November is Lung Cancer Awareness month. Lung cancer kills more women than any other cancer – nearly 200 each day. Most die within a year of diagnosis. Yet lung cancer remains the “hidden” women’s cancer – little known and rarely discussed. It is the least funded cancer in terms of research dollars per death of all the major cancers.

It’s one of the only cancers where patients are routinely blamed for causing their condition. But despite lung cancer’s strong association with tobacco use, one in five women who develop the disease has never smoked.

What’s the Difference?

Lung cancer develops differently in women and men. There are sex differences in many areas of the disease, including risk factors, clinical characteristics, progression and length of survival.

For example:
• Women who have never smoked appear to be at greater risk for developing lung cancer than men who have never smoked.
• Women tend to develop lung cancer at younger ages than men.
• Women are more likely than men to be diagnosed in early stages of lung cancer.
• Women are likely to live longer than men after treatment for the disease.

Biological and Genetic Influences

In addition to family and smoking history, there is mounting evidence that hormonal influences and genetic markers may influence the onset of lung cancer whether or not there’s a history of smoking. These include:

1. Hormonal Influences. Studies have found a possible connection between hormones such as estrogen and lung cancer development. Estrogen is involved in functions such as cell division and growth. Researchers believe estrogen can directly or indirectly promote lung cancer by triggering estrogen receptors that are present on some lung cancer cells, causing these cells to grow and spread in the lungs.

2. Hormone Replacement Therapy. Given the association between hormone replacement therapy (HRT) and breast cancer, understanding any possible impact of HRT on lung cancer is important, but complex. The Women’s Health Initiative study concluded that in post-menopausal women, combined estrogen and progesterone HRT did not increase the risk of developing lung cancer. However, women who took combined HRT had an increased risk of dying from lung cancer, specifically after developing non-small cell lung cancer. Several other studies have also looked at a possible link between combined HRT and the risk of developing lung cancer, but the results have been mixed.

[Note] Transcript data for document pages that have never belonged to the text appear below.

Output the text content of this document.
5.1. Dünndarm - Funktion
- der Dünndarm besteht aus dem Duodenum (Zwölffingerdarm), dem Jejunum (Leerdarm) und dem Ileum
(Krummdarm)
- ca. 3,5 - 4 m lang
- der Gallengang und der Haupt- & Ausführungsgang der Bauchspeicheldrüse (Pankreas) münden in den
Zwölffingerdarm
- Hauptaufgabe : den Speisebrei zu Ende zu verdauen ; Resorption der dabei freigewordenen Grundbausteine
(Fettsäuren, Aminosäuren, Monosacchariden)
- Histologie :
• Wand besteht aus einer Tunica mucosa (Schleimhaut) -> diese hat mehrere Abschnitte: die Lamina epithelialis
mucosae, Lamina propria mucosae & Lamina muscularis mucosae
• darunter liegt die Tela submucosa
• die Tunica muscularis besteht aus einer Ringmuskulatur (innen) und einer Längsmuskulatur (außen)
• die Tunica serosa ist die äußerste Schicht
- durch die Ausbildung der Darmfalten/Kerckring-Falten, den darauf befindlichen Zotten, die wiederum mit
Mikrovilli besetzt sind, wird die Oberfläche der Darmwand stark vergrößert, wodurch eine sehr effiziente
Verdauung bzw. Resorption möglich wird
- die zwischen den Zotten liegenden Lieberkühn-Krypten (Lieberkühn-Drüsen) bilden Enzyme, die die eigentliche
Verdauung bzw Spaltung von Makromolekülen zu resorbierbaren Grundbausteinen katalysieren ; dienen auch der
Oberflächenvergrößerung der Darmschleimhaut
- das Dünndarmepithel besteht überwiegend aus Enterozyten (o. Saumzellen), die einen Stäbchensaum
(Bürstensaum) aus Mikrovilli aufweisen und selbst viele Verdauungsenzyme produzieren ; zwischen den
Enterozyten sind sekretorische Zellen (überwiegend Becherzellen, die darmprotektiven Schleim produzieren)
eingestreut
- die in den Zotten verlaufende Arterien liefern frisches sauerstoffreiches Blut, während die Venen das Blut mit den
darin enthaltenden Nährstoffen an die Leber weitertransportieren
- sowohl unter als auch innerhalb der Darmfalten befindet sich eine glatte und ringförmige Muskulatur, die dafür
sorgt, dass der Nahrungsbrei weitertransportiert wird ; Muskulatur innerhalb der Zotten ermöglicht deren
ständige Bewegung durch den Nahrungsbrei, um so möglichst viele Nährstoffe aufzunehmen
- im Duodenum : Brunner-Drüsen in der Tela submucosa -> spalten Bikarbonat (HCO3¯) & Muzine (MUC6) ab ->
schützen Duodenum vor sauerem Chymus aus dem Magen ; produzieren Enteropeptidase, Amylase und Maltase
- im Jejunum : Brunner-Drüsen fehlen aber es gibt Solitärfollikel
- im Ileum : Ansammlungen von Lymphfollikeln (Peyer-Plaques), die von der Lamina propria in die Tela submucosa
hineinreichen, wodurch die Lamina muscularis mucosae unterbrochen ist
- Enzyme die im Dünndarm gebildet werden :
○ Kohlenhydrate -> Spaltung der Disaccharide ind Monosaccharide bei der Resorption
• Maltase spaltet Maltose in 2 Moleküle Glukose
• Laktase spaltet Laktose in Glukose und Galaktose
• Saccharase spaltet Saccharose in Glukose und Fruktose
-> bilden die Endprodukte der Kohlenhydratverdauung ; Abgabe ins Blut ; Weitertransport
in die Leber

3. Molecular and Genetic Markers. Women may be predisposed to development of lung cancer by virtue of a number of complex molecular or genetic processes. Women appear to have more DNA damage and mutations even if they smoke less than men and their bodies may be less able to repair damage than men.

Protect Yourself

The good news is that your risk of getting lung cancer can be lowered by good self-care and management of controllable environmental risks. Ways to protect yourself include:

• QUIT SMOKING. Now. This is the number one cause of lung cancer. Yes, it can be tough to quit, but medication can really help.
• Getting your spouse to quit. A non-smoker who lives with a smoker has a 20-30% greater risk of getting lung cancer. So at the very least….no smoking indoors!
• Eat fruits and vegetables. Research is showing that eating lots of different fruits and veggies may lower your risk of the disease.
• Get your home tested for radon. Radon is the second-leading cause of lung cancer. A home test kit costs as little as $15. If you have elevated levels, get an expert test through your state radon office (epa.gov/radon/radontest.html). There are radon reduction systems that can lower levels by up to 99%.
• Know your family history. Your risk of developing lung cancer doubles if you have an immediate family member who’s had it.

Watch out for these signs and symptoms

The signs and symptoms of lung cancer can be very subtle. Be on the lookout for a cough that won’t go away or gets worse over time, weight loss or loss of appetite or frequent lung infections. Five-year lung cancer survival rates are still low despite advances in treatment, and early detection is very important. A recently released study showed that death rates can be improved with use of CT scans. The scans detected tumors earlier than x-rays, thus allowing patients to begin therapy when the disease is more treatable.